That all seems fairly straightforward. Have you ran ‘EXPLAIN’ on the query?

1 Like

Not yet, because we wanted to have your opinion on the solution before starting its integration.

1 Like

My recommendation, as is most of Percona’s, is to simply test it out. :slight_smile: Clone this server, make the changes and give it a try. Or just make a copy of the database locally

CREATE DATABASE testingvideo;
CREATE TABLE testingvideo.videos LIKE proddb.videos;
INSERT INTO testingvideo.videos SELECT * FROM proddb.videos;

Run the ALTER’s on testingvideo.videos and then EXPLAIN your queries on that dataset.

2 Likes

Very well.
I think we’re going to do that.
I will keep you informed of the result.
Thank you.

1 Like

Hello @matthewb,

We made the changes (still in development) and here is the result of the explain:

EXPLAIN SELECT 
  Videos.id AS Videos__id, 
  Videos.videokey AS Videos__videokey, 
  Videos.title AS Videos__title,
  MATCH(Videos.glossary) AGAINST(
    '+my search' IN BOOLEAN MODE
  ) AS score 
FROM 
  videos Videos 
WHERE 
  (
    Videos.active = TRUE 
    AND Videos.segment = 1 
    AND (Videos.deleted) IS NULL
    AND MATCH(Videos.glossary) AGAINST(
      '+my search' IN BOOLEAN MODE
    ) 
  ) 
ORDER BY 
  score DESC, 
  Videos.views DESC 
LIMIT 
  40 OFFSET 0;

Here is the screenshot:

The request takes about 3 seconds, some +4 to execute.

I tried to optimize the query by creating a sub-query to filter a part, but the execution time remains unchanged.

EXPLAIN SELECT 
  Videos.id AS Videos__id, 
  Videos.videokey AS Videos__videokey, 
  Videos.title AS Videos__title,
  MATCH(Videos.glossary) AGAINST(
    '+my search' IN BOOLEAN MODE
  ) AS score 
FROM 
  (
    SELECT 
      Videos.id, 
      Videos.videokey, 
      Videos.title
    FROM 
      videos Videos 
    WHERE 
      (
        Videos.active = TRUE 
        AND Videos.segment = 1 
        AND (Videos.deleted) IS NULL
      )
  ) Videos 
WHERE 
  MATCH(Videos.glossary) AGAINST(
    '+my search' IN BOOLEAN MODE
  ) 
ORDER BY 
  score DESC 
LIMIT 
  40 OFFSET 0; 

Here is the screenshot:

1 Like

Looks like the FULLTEXT indexes are in use.

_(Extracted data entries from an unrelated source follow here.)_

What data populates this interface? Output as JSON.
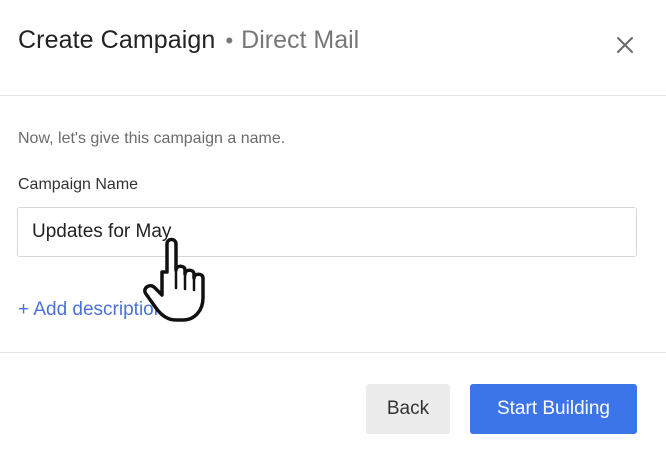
{
  "header": {
    "title": "Create Campaign",
    "separator": "•",
    "subtitle": "Direct Mail",
    "close_icon": "close-icon"
  },
  "body": {
    "intro": "Now, let's give this campaign a name.",
    "campaign_name_label": "Campaign Name",
    "campaign_name_value": "Updates for May",
    "add_description": "+ Add description"
  },
  "footer": {
    "back_label": "Back",
    "start_label": "Start Building"
  },
  "colors": {
    "primary": "#3c74ea",
    "link": "#4a72d9",
    "secondary_button": "#ececec"
  },
  "cursor": {
    "icon": "hand-pointer-icon"
  }
}
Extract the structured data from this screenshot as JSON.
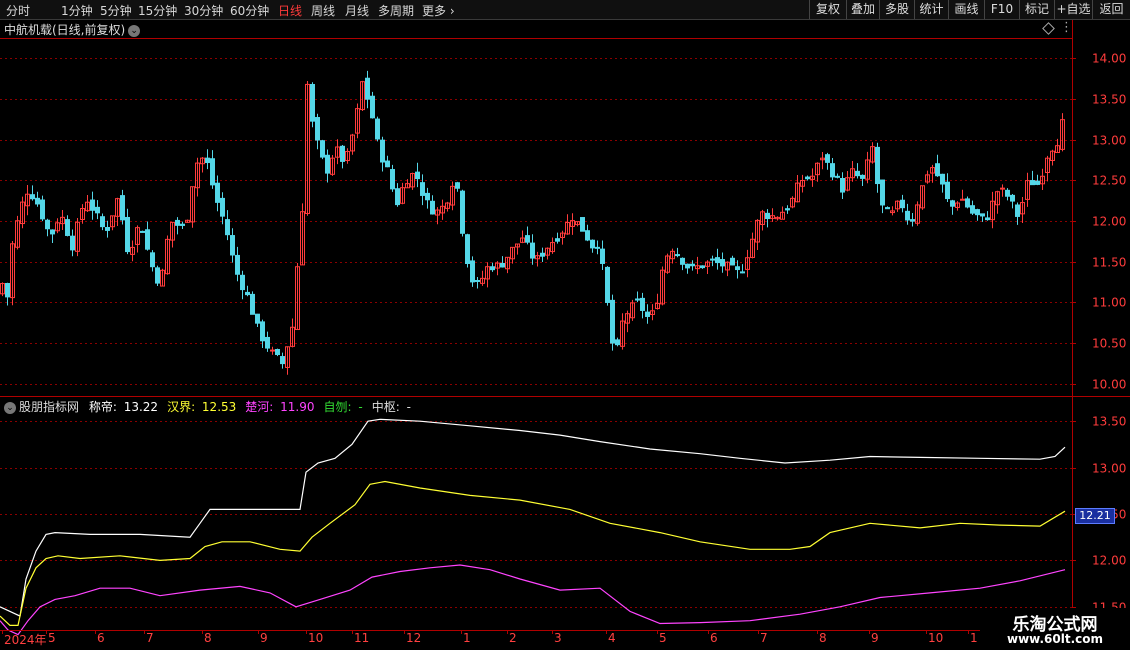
{
  "toolbar": {
    "periods": [
      "分时",
      "1分钟",
      "5分钟",
      "15分钟",
      "30分钟",
      "60分钟",
      "日线",
      "周线",
      "月线",
      "多周期",
      "更多"
    ],
    "active_period": "日线",
    "buttons": [
      "复权",
      "叠加",
      "多股",
      "统计",
      "画线",
      "F10",
      "标记",
      "+自选",
      "返回"
    ]
  },
  "main_chart": {
    "title": "中航机载(日线,前复权)",
    "y_ticks": [
      "14.00",
      "13.50",
      "13.00",
      "12.50",
      "12.00",
      "11.50",
      "11.00",
      "10.50",
      "10.00"
    ],
    "y_range": [
      9.85,
      14.25
    ]
  },
  "indicator": {
    "name": "股朋指标网",
    "items": [
      {
        "label": "称帝:",
        "value": "13.22",
        "color": "#ffffff"
      },
      {
        "label": "汉界:",
        "value": "12.53",
        "color": "#ffff33"
      },
      {
        "label": "楚河:",
        "value": "11.90",
        "color": "#ff44ff"
      },
      {
        "label": "自刎:",
        "value": "-",
        "color": "#33dd33"
      },
      {
        "label": "中枢:",
        "value": "-",
        "color": "#dddddd"
      }
    ],
    "y_ticks": [
      "13.50",
      "13.00",
      "12.50",
      "12.00",
      "11.50"
    ],
    "y_range": [
      11.25,
      13.75
    ],
    "current_price_tag": "12.21"
  },
  "x_axis": {
    "labels": [
      "2024年",
      "5",
      "6",
      "7",
      "8",
      "9",
      "10",
      "11",
      "12",
      "1",
      "2",
      "3",
      "4",
      "5",
      "6",
      "7",
      "8",
      "9",
      "10",
      "1"
    ]
  },
  "watermark": {
    "line1": "乐淘公式网",
    "line2": "www.60lt.com"
  },
  "colors": {
    "up": "#ff3c3c",
    "down": "#54d7e8",
    "grid": "#8b0000",
    "axis": "#b00000"
  },
  "chart_data": [
    {
      "type": "candlestick",
      "title": "中航机载(日线,前复权)",
      "ylim": [
        9.85,
        14.25
      ],
      "anchors_close": [
        [
          0,
          11.1
        ],
        [
          3,
          11.3
        ],
        [
          6,
          10.9
        ],
        [
          10,
          11.6
        ],
        [
          20,
          12.15
        ],
        [
          28,
          12.4
        ],
        [
          38,
          12.2
        ],
        [
          50,
          11.8
        ],
        [
          60,
          12.1
        ],
        [
          72,
          11.7
        ],
        [
          85,
          12.3
        ],
        [
          95,
          12.1
        ],
        [
          105,
          11.85
        ],
        [
          118,
          12.3
        ],
        [
          128,
          11.6
        ],
        [
          140,
          12.0
        ],
        [
          150,
          11.5
        ],
        [
          160,
          11.2
        ],
        [
          170,
          12.0
        ],
        [
          185,
          11.9
        ],
        [
          195,
          12.7
        ],
        [
          205,
          12.8
        ],
        [
          215,
          12.3
        ],
        [
          225,
          11.95
        ],
        [
          235,
          11.4
        ],
        [
          248,
          11.05
        ],
        [
          258,
          10.65
        ],
        [
          270,
          10.4
        ],
        [
          282,
          10.25
        ],
        [
          292,
          10.7
        ],
        [
          298,
          11.6
        ],
        [
          303,
          12.3
        ],
        [
          306,
          13.8
        ],
        [
          310,
          13.3
        ],
        [
          318,
          12.9
        ],
        [
          326,
          12.6
        ],
        [
          335,
          12.9
        ],
        [
          345,
          12.7
        ],
        [
          355,
          13.2
        ],
        [
          362,
          13.7
        ],
        [
          370,
          13.4
        ],
        [
          378,
          12.9
        ],
        [
          388,
          12.6
        ],
        [
          396,
          12.2
        ],
        [
          405,
          12.5
        ],
        [
          415,
          12.6
        ],
        [
          425,
          12.25
        ],
        [
          435,
          12.1
        ],
        [
          445,
          12.2
        ],
        [
          455,
          12.6
        ],
        [
          462,
          11.9
        ],
        [
          470,
          11.3
        ],
        [
          478,
          11.2
        ],
        [
          488,
          11.45
        ],
        [
          500,
          11.45
        ],
        [
          512,
          11.65
        ],
        [
          522,
          11.8
        ],
        [
          535,
          11.5
        ],
        [
          548,
          11.7
        ],
        [
          560,
          11.85
        ],
        [
          572,
          12.05
        ],
        [
          582,
          11.9
        ],
        [
          592,
          11.7
        ],
        [
          600,
          11.75
        ],
        [
          604,
          11.1
        ],
        [
          610,
          10.85
        ],
        [
          614,
          10.15
        ],
        [
          620,
          10.7
        ],
        [
          628,
          10.9
        ],
        [
          638,
          11.0
        ],
        [
          648,
          10.8
        ],
        [
          655,
          10.9
        ],
        [
          662,
          11.4
        ],
        [
          670,
          11.7
        ],
        [
          680,
          11.55
        ],
        [
          690,
          11.4
        ],
        [
          700,
          11.45
        ],
        [
          712,
          11.5
        ],
        [
          725,
          11.45
        ],
        [
          740,
          11.35
        ],
        [
          750,
          11.7
        ],
        [
          760,
          12.1
        ],
        [
          775,
          12.05
        ],
        [
          790,
          12.2
        ],
        [
          800,
          12.5
        ],
        [
          812,
          12.55
        ],
        [
          822,
          12.8
        ],
        [
          832,
          12.6
        ],
        [
          842,
          12.4
        ],
        [
          852,
          12.6
        ],
        [
          862,
          12.5
        ],
        [
          872,
          12.9
        ],
        [
          880,
          12.2
        ],
        [
          890,
          12.05
        ],
        [
          900,
          12.25
        ],
        [
          910,
          11.95
        ],
        [
          920,
          12.35
        ],
        [
          930,
          12.7
        ],
        [
          940,
          12.5
        ],
        [
          950,
          12.15
        ],
        [
          960,
          12.3
        ],
        [
          972,
          12.1
        ],
        [
          985,
          12.0
        ],
        [
          998,
          12.4
        ],
        [
          1008,
          12.3
        ],
        [
          1018,
          12.05
        ],
        [
          1028,
          12.5
        ],
        [
          1038,
          12.45
        ],
        [
          1048,
          12.85
        ],
        [
          1058,
          13.0
        ],
        [
          1062,
          13.2
        ],
        [
          1065,
          13.0
        ]
      ]
    },
    {
      "type": "line",
      "series": [
        {
          "name": "称帝",
          "color": "#ffffff",
          "points": [
            [
              0,
              11.5
            ],
            [
              10,
              11.45
            ],
            [
              20,
              11.4
            ],
            [
              26,
              11.8
            ],
            [
              36,
              12.1
            ],
            [
              46,
              12.28
            ],
            [
              55,
              12.3
            ],
            [
              90,
              12.28
            ],
            [
              140,
              12.28
            ],
            [
              190,
              12.25
            ],
            [
              200,
              12.4
            ],
            [
              210,
              12.55
            ],
            [
              250,
              12.55
            ],
            [
              300,
              12.55
            ],
            [
              306,
              12.95
            ],
            [
              318,
              13.05
            ],
            [
              335,
              13.1
            ],
            [
              352,
              13.25
            ],
            [
              368,
              13.5
            ],
            [
              380,
              13.52
            ],
            [
              420,
              13.5
            ],
            [
              470,
              13.45
            ],
            [
              520,
              13.4
            ],
            [
              560,
              13.35
            ],
            [
              600,
              13.28
            ],
            [
              650,
              13.2
            ],
            [
              700,
              13.15
            ],
            [
              740,
              13.1
            ],
            [
              785,
              13.05
            ],
            [
              830,
              13.08
            ],
            [
              870,
              13.12
            ],
            [
              920,
              13.11
            ],
            [
              980,
              13.1
            ],
            [
              1040,
              13.09
            ],
            [
              1055,
              13.12
            ],
            [
              1065,
              13.22
            ]
          ]
        },
        {
          "name": "汉界",
          "color": "#ffff33",
          "points": [
            [
              0,
              11.4
            ],
            [
              10,
              11.3
            ],
            [
              18,
              11.3
            ],
            [
              26,
              11.7
            ],
            [
              36,
              11.92
            ],
            [
              46,
              12.02
            ],
            [
              58,
              12.05
            ],
            [
              80,
              12.02
            ],
            [
              120,
              12.05
            ],
            [
              160,
              12.0
            ],
            [
              190,
              12.02
            ],
            [
              205,
              12.15
            ],
            [
              222,
              12.2
            ],
            [
              250,
              12.2
            ],
            [
              280,
              12.12
            ],
            [
              300,
              12.1
            ],
            [
              312,
              12.25
            ],
            [
              330,
              12.4
            ],
            [
              355,
              12.6
            ],
            [
              370,
              12.82
            ],
            [
              385,
              12.85
            ],
            [
              420,
              12.78
            ],
            [
              470,
              12.7
            ],
            [
              520,
              12.65
            ],
            [
              570,
              12.55
            ],
            [
              610,
              12.4
            ],
            [
              660,
              12.3
            ],
            [
              700,
              12.2
            ],
            [
              750,
              12.12
            ],
            [
              790,
              12.12
            ],
            [
              810,
              12.15
            ],
            [
              830,
              12.3
            ],
            [
              870,
              12.4
            ],
            [
              920,
              12.35
            ],
            [
              960,
              12.4
            ],
            [
              1000,
              12.38
            ],
            [
              1040,
              12.37
            ],
            [
              1065,
              12.53
            ]
          ]
        },
        {
          "name": "楚河",
          "color": "#ff44ff",
          "points": [
            [
              0,
              11.35
            ],
            [
              8,
              11.25
            ],
            [
              18,
              11.2
            ],
            [
              28,
              11.35
            ],
            [
              40,
              11.5
            ],
            [
              55,
              11.58
            ],
            [
              75,
              11.62
            ],
            [
              100,
              11.7
            ],
            [
              130,
              11.7
            ],
            [
              160,
              11.62
            ],
            [
              200,
              11.68
            ],
            [
              240,
              11.72
            ],
            [
              270,
              11.65
            ],
            [
              296,
              11.5
            ],
            [
              320,
              11.58
            ],
            [
              350,
              11.68
            ],
            [
              372,
              11.82
            ],
            [
              400,
              11.88
            ],
            [
              430,
              11.92
            ],
            [
              460,
              11.95
            ],
            [
              490,
              11.9
            ],
            [
              520,
              11.8
            ],
            [
              560,
              11.68
            ],
            [
              600,
              11.7
            ],
            [
              630,
              11.45
            ],
            [
              660,
              11.32
            ],
            [
              700,
              11.33
            ],
            [
              750,
              11.35
            ],
            [
              800,
              11.42
            ],
            [
              840,
              11.5
            ],
            [
              880,
              11.6
            ],
            [
              930,
              11.65
            ],
            [
              980,
              11.7
            ],
            [
              1020,
              11.78
            ],
            [
              1065,
              11.9
            ]
          ]
        }
      ]
    }
  ]
}
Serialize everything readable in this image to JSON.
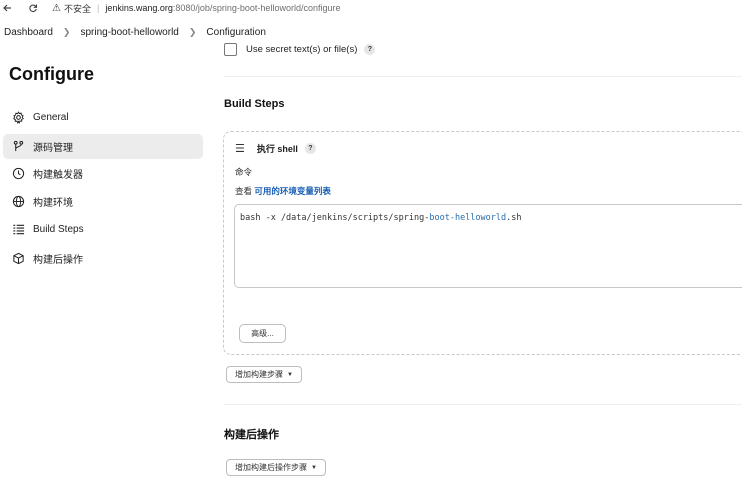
{
  "browser": {
    "security_label": "不安全",
    "url_host": "jenkins.wang.org",
    "url_path": ":8080/job/spring-boot-helloworld/configure"
  },
  "breadcrumb": [
    "Dashboard",
    "spring-boot-helloworld",
    "Configuration"
  ],
  "sidebar": {
    "title": "Configure",
    "items": [
      {
        "label": "General",
        "icon": "gear-icon"
      },
      {
        "label": "源码管理",
        "icon": "branch-icon",
        "active": true
      },
      {
        "label": "构建触发器",
        "icon": "clock-icon"
      },
      {
        "label": "构建环境",
        "icon": "globe-icon"
      },
      {
        "label": "Build Steps",
        "icon": "list-icon"
      },
      {
        "label": "构建后操作",
        "icon": "package-icon"
      }
    ]
  },
  "main": {
    "secret_checkbox_label": "Use secret text(s) or file(s)",
    "help": "?",
    "build_steps_title": "Build Steps",
    "step": {
      "title": "执行 shell",
      "command_label": "命令",
      "env_prefix": "查看 ",
      "env_link": "可用的环境变量列表",
      "code_before": "bash -x /data/jenkins/scripts/spring-",
      "code_highlight": "boot-helloworld",
      "code_after": ".sh",
      "advanced_button": "高级..."
    },
    "add_build_step_button": "增加构建步骤",
    "post_build_title": "构建后操作",
    "add_post_build_button": "增加构建后操作步骤"
  }
}
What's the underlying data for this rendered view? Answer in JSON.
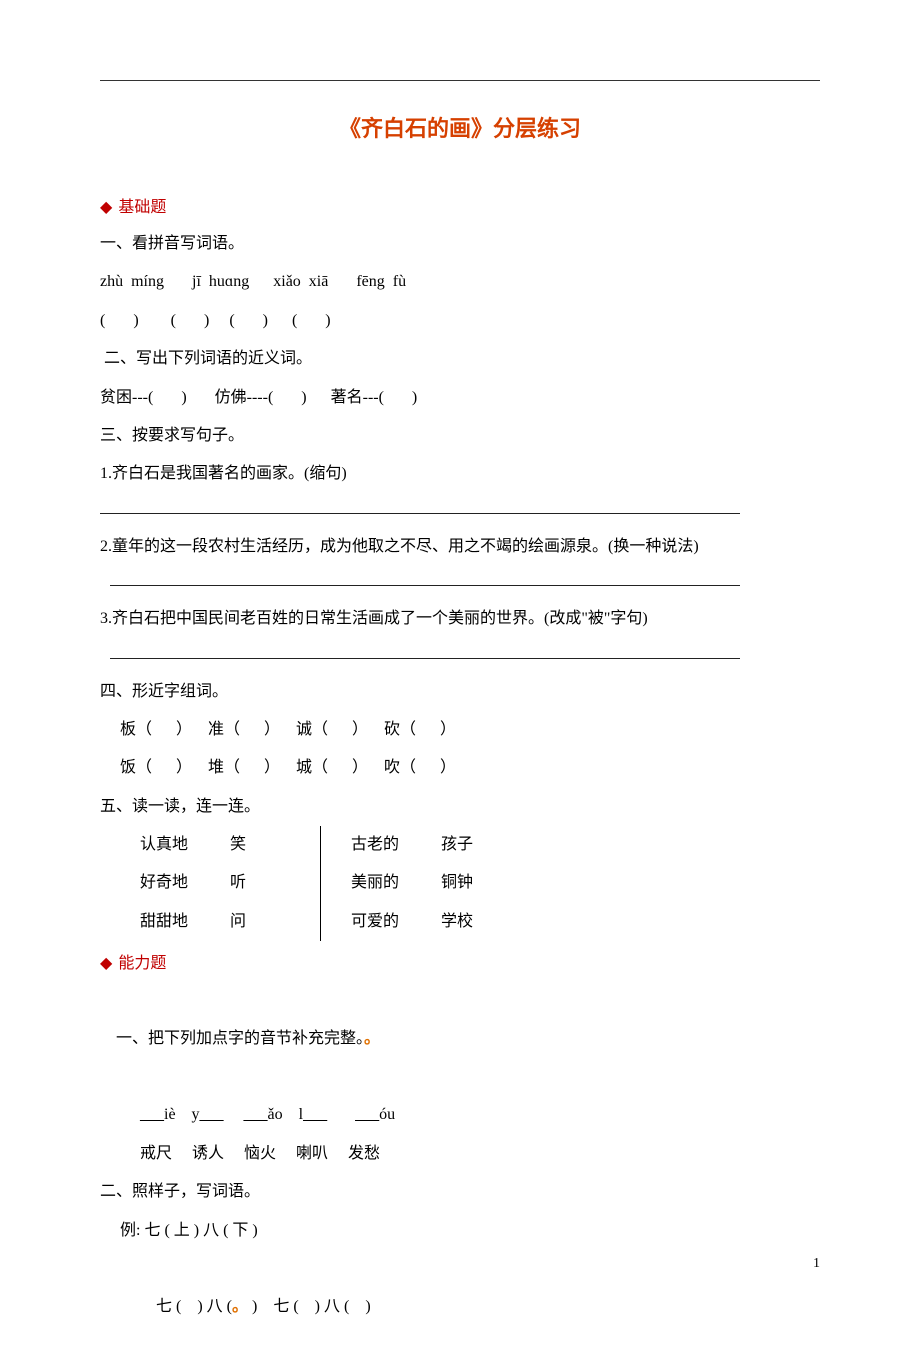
{
  "title": "《齐白石的画》分层练习",
  "sections": {
    "basic": "基础题",
    "ability": "能力题"
  },
  "q1": {
    "heading": "一、看拼音写词语。",
    "pinyin": "zhù  míng       jī  huɑng      xiǎo  xiā       fēng  fù",
    "blanks": "(       )        (       )     (       )      (       )"
  },
  "q2": {
    "heading": " 二、写出下列词语的近义词。",
    "content": "贫困---(       )       仿佛----(       )      著名---(       )"
  },
  "q3": {
    "heading": "三、按要求写句子。",
    "item1": "1.齐白石是我国著名的画家。(缩句)",
    "item2": "2.童年的这一段农村生活经历，成为他取之不尽、用之不竭的绘画源泉。(换一种说法)",
    "item3": "3.齐白石把中国民间老百姓的日常生活画成了一个美丽的世界。(改成\"被\"字句)"
  },
  "q4": {
    "heading": "四、形近字组词。",
    "row1": "     板（      ）    准（      ）    诚（      ）    砍（      ）",
    "row2": "     饭（      ）    堆（      ）    城（      ）    吹（      ）"
  },
  "q5": {
    "heading": "五、读一读，连一连。",
    "rows": [
      {
        "l1": "认真地",
        "l2": "笑",
        "r1": "古老的",
        "r2": "孩子"
      },
      {
        "l1": "好奇地",
        "l2": "听",
        "r1": "美丽的",
        "r2": "铜钟"
      },
      {
        "l1": "甜甜地",
        "l2": "问",
        "r1": "可爱的",
        "r2": "学校"
      }
    ]
  },
  "ab1": {
    "heading_pre": "一、把下列加点字的音节补充完整。",
    "pinyin": "   iè    y         ǎo    l           óu",
    "u1": "___",
    "u2": "___",
    "u3": "___",
    "u4": "___",
    "u5": "___",
    "words": "戒尺     诱人     恼火     喇叭     发愁"
  },
  "ab2": {
    "heading": "二、照样子，写词语。",
    "example": "     例: 七 ( 上 ) 八 ( 下 )",
    "blanks_pre": "          七 (    ) 八 (",
    "blanks_post": " )    七 (    ) 八 (    )"
  },
  "page_number": "1"
}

The EXPLAIn plan on the 2nd query looks incomplete; there’s no section for the subquery. If the performance is good for you then it looks like you succeeded. The other issue is that you can’t use more than 1 index per table-access and you can’t combine FULLTEXT with standard indexes. Make an index on (active, segment, deleted) and try the sub-select again. Or you might try a CTE instead of sub-query.

1 Like

I find that the result is not at the top level response time, that’s why I tried the subquery. There is already an INDEX for (active, segment and deleted) and another FULLTEXT for (glossary).

I also followed the advice on the blog and subscribed to Releem.com I followed all the recommendations and for two weeks we are at 100% and no drop.

What should be done to speed up the search?

1 Like

You tried the subquery, but notice it made no difference because no different index was used. As I said, MySQL can only use 1 index per table. So you need to rewrite the query a different way. Try a CTE instead of the subquery, or try a self-join, or you may need to use an external FULLTEXT indexer like Sphinx or Lucene to handle that aspect. Good luck!

1 Like

Very well. Thank you for your help and advices.

1 Like

Hi,
We just did some tests with self-joins and CTE, the result is identical.
Looks like Mysql has these limit regarding FULLTEXT search.
We are thinking of looking at one of the solutions recommended by the forums:
sphinx, solr, elasticsearch or lucene.

1 Like

The limitation is not FULLTEXT specifically. The limitation is more general in that MySQL cannot use more than 1 index per table-access. The fulltext index must be used when using MATCH AGAINST() syntax, thus the other indexes cannot be used.

There is one other suggestion which is to partition the table on (active, segment, deleted). This, in effect, creates a “second index” that can be used by the optimizer. This is known as “partition pruning”.

1 Like

Hi,

Thank you for the table partition solution but we are thinking of setting up Elasticsearch to avoid possible problems later, knowing that the database will increase every day…

What is the best solution to retrieve the results:

  1. Save only the fields to be searched in ES (id, title, categories and tags), do the search by retrieving the IDs of the videos then make a select in the “videos” table in mysql to retrieve the other properties to display (1 ES query + 1 Mysql query)

  2. Put all the fields necessary for the search and for the display (only 1 ES request)

Thanks for your feedback.

1 Like

I’m not an ES expert so it’s up to you on how you want to store the data. I would probably do option 1, but that might be more operationally complex. However, option 2 requires more data be stored in ES which may affect backups, and other costs associated with ES.

1 Like